Hey everyone, just joined , and this is my first dealing with time :D, i want to know if it is possible to use built-in functions in Pandas to easily extract time-based features? Like how many hours since last transaction by a user or how many transactions did a user do without frauding? Or do i have to make groupby's and do some for loops? Thanks
Just joined too, I have not analyzed the data yet, but this is how it can be done using pandas:
df["hour_column"] = pd.DatetimeIndex( df['timestamp_column'] ).hour
Hey, thanks for the answer but i'm not talking about extracting the hour/minute/second from a timestamp , already did that via pd.to_datetime() then df.column.dt.hour. I'm referring to extracting features after grouping transactions by CustomerId.
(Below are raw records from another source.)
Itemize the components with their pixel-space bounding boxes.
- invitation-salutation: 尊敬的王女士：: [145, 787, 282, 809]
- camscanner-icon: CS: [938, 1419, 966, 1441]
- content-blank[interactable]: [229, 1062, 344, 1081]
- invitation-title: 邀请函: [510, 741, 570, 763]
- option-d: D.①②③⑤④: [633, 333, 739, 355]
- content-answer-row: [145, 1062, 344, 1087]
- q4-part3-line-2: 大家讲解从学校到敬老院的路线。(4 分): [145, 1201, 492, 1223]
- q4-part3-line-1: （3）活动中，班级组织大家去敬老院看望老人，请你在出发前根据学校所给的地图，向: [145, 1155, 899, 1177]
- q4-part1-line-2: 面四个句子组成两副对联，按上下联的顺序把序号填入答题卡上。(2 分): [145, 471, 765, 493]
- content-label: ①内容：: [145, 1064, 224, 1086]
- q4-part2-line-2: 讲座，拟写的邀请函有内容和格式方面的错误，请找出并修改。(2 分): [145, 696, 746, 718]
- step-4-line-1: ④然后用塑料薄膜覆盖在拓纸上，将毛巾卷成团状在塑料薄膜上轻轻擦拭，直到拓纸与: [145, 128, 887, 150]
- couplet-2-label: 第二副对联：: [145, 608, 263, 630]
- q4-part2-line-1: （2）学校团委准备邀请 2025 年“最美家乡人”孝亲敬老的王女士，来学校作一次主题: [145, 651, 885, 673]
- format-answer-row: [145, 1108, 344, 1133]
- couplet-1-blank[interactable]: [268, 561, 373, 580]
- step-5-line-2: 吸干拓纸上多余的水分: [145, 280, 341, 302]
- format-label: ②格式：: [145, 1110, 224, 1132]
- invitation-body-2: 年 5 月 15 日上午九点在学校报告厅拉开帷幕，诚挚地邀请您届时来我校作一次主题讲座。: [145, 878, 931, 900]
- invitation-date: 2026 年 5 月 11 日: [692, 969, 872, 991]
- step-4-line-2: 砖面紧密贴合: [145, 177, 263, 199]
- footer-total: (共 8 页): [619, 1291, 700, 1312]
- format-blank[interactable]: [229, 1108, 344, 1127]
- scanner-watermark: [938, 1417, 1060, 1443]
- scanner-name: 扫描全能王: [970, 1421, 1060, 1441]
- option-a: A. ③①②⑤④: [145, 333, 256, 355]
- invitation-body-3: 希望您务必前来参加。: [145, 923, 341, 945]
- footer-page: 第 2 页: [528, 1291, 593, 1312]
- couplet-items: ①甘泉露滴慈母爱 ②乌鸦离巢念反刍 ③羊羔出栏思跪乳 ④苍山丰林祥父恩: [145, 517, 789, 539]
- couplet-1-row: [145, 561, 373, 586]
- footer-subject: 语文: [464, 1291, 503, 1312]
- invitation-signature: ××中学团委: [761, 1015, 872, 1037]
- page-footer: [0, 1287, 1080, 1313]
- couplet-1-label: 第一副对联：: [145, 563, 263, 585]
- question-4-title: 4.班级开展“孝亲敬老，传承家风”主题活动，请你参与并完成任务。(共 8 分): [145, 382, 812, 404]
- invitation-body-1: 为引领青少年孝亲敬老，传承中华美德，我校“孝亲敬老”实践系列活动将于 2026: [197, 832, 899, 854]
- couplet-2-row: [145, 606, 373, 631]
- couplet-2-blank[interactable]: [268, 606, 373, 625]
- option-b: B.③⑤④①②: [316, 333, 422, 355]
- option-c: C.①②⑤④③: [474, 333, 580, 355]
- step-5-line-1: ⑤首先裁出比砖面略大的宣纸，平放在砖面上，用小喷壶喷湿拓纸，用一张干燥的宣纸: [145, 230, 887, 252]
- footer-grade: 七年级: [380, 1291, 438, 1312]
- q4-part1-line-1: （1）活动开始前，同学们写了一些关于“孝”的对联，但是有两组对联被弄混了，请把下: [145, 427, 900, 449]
For example for a number of transactions N made by a user U, i want to know the difference in hours between transaction number N and transaction number N-1 etc.. and other features that are time-based
Hi. You could use the groupby option but you’d have to worry about the zero results(that is, first transactions in your grouping from 2 and above would result to a zero value) so you should be looking at making a feature out of that or use the new column as such.
@Blenz: the pandas groupby built-in function is best at this kind of task. You can also implement your own custom functions on a dataframe using the .apply() built-in function.
Thanks a lot for the input . But i won't be submitting to this competition as it is too late.